Wiregaurd is a pfSense package, available for everybody.
"OpenVPN" is build in - the pfSense OpenVPN export package is available for everybody.@christians86 said in Which Netgate device should I get for my homenetwork?:
Nmap probably
Only to port scan your own LAN's right ? (and why would you do that ? )
(ab)using nmap over the net is a good way to have your WAN IP being refused all over the planet.Btw : I'm a happy CE version user, on a converted ex-desktop device.
-
@gertjan thanks for your reply
So - a 4Gb would not be enough for my use, would i.e a
https://www.aliexpress.com/item/32970672528.html?spm=a2g01.12616982.tplist001.9.56f1601coaBTP6&pdp_ext_f=%7B%22sku_id%22:%2212000024755335113%22,%22ship_from%22:%22%22%7D&gps-id=5950812&scm=1007.23961.125497.0&scm_id=1007.23961.125497.0&scm-url=1007.23961.125497.0&pvid=2230b3e6-ebc0-4dbe-a534-57a83d19f66e
with 8 or 16GB be enough? Seems to be way cheaper to?
"This is the best filtering : no maintenance, no huge learning process needed." - part of the reason I'm moving from Unifi dream machine is a wish to learn more, advance much more and it's also a part of my studies on security certifications etc.
as with nmap its just because I'm curious, and that can be handled with my laptop on my network instead.
-
I would say you definitely could do that in 4GB without Squid. Both Snort and pfBlocker can use a lot of RAM but don't have to. If you load enough lists you could exhaust it but you'd have to try quite hard.
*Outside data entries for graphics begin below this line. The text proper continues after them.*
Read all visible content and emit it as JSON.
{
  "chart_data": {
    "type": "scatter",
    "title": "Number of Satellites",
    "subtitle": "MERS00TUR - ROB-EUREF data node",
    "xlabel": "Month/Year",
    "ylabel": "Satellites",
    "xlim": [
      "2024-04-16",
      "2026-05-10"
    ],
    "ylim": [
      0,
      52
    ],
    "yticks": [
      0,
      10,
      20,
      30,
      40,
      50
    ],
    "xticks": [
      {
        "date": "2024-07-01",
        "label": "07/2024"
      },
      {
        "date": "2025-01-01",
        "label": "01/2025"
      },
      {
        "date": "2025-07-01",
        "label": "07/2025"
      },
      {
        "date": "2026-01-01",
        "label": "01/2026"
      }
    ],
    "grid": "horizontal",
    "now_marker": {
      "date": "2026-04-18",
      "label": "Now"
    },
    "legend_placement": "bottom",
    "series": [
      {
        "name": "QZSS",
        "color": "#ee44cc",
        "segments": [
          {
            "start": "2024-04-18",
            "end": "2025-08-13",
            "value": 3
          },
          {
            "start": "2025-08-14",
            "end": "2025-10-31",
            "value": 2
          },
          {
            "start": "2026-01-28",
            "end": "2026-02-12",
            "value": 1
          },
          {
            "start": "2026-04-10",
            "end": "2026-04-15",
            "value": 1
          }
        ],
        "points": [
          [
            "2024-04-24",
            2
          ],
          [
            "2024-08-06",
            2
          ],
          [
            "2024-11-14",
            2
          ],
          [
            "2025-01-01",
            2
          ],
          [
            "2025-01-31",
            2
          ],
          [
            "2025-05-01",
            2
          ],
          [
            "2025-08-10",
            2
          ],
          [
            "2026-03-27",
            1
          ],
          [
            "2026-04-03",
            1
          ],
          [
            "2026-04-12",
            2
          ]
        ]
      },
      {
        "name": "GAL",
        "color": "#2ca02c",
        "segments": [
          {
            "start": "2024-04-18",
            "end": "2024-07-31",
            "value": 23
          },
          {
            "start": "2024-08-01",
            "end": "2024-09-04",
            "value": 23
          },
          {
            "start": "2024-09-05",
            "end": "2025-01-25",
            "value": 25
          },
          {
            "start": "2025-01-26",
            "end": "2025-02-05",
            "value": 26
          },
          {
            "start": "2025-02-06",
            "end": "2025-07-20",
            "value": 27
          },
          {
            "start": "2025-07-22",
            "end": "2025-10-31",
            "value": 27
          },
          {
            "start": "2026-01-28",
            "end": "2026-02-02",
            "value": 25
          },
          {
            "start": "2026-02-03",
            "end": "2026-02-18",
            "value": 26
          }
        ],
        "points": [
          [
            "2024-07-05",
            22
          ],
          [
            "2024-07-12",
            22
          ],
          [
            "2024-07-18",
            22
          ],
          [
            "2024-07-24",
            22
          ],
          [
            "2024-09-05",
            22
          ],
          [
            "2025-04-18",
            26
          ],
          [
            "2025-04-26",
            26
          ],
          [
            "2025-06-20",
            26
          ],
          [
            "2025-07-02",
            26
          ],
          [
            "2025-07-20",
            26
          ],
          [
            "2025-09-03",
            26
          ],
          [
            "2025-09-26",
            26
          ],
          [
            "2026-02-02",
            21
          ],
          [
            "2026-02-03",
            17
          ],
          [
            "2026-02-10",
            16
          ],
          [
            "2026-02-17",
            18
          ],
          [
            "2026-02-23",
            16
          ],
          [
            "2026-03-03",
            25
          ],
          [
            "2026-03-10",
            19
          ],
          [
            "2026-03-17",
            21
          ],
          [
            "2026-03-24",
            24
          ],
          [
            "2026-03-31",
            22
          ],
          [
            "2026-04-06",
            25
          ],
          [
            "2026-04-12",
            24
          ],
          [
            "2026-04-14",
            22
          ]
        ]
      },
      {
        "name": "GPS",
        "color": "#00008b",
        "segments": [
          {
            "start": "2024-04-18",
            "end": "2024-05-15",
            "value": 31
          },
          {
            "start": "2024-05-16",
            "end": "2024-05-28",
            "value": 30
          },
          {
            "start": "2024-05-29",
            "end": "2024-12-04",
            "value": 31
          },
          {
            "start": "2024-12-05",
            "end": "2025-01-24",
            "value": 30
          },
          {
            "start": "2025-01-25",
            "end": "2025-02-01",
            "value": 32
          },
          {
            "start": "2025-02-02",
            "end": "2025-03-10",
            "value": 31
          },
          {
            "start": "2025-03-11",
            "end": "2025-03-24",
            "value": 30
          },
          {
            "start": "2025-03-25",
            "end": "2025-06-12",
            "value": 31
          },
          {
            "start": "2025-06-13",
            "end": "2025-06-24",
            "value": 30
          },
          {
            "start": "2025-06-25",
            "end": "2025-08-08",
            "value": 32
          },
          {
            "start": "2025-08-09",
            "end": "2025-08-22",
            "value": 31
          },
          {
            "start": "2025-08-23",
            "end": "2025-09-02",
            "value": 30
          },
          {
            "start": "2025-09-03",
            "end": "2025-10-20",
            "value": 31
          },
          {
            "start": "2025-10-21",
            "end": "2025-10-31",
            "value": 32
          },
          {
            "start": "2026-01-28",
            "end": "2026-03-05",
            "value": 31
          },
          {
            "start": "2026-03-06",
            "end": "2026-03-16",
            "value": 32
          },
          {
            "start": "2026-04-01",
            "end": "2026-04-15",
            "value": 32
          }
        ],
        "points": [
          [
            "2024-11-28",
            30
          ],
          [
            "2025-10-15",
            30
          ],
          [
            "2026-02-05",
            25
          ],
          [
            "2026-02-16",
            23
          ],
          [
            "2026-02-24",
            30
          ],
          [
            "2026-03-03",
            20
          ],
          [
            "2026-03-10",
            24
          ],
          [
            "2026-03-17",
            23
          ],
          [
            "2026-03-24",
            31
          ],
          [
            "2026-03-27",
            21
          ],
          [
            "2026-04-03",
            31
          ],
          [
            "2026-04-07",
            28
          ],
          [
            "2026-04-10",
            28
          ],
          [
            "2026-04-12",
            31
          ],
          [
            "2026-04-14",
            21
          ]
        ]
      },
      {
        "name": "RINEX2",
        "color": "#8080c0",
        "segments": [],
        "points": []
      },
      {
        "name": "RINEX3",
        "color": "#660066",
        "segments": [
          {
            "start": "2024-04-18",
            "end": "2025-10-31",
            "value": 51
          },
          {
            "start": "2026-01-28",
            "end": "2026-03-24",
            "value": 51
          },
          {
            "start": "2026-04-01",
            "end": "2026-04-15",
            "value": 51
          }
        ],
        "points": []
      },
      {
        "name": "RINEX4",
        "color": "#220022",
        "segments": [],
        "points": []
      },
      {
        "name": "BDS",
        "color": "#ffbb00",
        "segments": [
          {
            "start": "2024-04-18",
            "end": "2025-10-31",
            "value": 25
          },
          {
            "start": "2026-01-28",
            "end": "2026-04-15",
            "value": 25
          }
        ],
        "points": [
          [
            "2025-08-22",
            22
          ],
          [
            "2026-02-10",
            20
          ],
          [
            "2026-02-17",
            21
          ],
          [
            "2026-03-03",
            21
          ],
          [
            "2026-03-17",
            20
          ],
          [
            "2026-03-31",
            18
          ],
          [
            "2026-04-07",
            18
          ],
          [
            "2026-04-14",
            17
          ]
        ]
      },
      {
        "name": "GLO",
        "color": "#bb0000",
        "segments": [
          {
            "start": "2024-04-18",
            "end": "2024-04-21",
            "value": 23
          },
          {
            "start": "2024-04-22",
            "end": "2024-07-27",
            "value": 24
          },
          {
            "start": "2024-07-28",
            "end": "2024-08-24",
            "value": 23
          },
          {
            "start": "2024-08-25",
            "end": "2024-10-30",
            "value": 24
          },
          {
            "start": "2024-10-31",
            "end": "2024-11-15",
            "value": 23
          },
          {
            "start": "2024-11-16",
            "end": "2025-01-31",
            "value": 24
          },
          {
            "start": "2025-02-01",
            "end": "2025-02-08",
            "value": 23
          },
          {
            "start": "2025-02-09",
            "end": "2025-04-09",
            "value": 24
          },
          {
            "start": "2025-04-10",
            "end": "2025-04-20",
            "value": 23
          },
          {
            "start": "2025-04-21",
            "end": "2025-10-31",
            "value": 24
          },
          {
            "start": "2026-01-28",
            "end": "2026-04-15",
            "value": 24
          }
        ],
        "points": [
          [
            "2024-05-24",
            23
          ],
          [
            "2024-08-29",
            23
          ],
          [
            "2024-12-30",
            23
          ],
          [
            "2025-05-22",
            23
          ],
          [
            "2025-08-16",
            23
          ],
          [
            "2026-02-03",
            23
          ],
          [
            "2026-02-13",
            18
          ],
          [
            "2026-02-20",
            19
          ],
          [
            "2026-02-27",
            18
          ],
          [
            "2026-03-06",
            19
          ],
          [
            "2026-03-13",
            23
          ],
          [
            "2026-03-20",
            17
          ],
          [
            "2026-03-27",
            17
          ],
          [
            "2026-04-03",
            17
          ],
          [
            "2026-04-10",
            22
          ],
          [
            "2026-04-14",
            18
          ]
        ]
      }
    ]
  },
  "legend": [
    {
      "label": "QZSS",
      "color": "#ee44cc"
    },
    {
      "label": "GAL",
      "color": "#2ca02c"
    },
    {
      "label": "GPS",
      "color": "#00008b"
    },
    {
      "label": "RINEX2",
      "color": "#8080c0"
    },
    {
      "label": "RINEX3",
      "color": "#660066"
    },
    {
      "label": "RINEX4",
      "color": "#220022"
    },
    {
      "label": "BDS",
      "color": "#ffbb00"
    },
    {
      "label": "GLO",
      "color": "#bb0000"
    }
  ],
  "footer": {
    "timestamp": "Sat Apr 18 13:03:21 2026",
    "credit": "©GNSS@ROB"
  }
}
You would be limited by the processor in the 2100 using Wireguard on a 350Mbps connection though.Steve
-
@stephenw10 thanks
I have started to save for this with 8GB and 120GB ram
https://www.kettopshop.com/kettop-home-office-firewall-mi8250l8-with-8-intel-lancore-i5-8250u-processor-aes-ni-dual-core-fanless-mini-pc-advanced-routerfirewall-p3461205.html
I think it should be enough? Costwise I would end up a 100 USD approx above what the SG-2100 would cost me in norway inc vat, but it will serve probably much longer than the SG-2100 and give more possibilities.
-
Yes, that will do that easily for 350Mbps.
-
@stephenw10 Thanks, will it also be able to hold the apps I'm planning for and be quite future-proof?
-
I mean I've hardware never tested that but I would expect it to.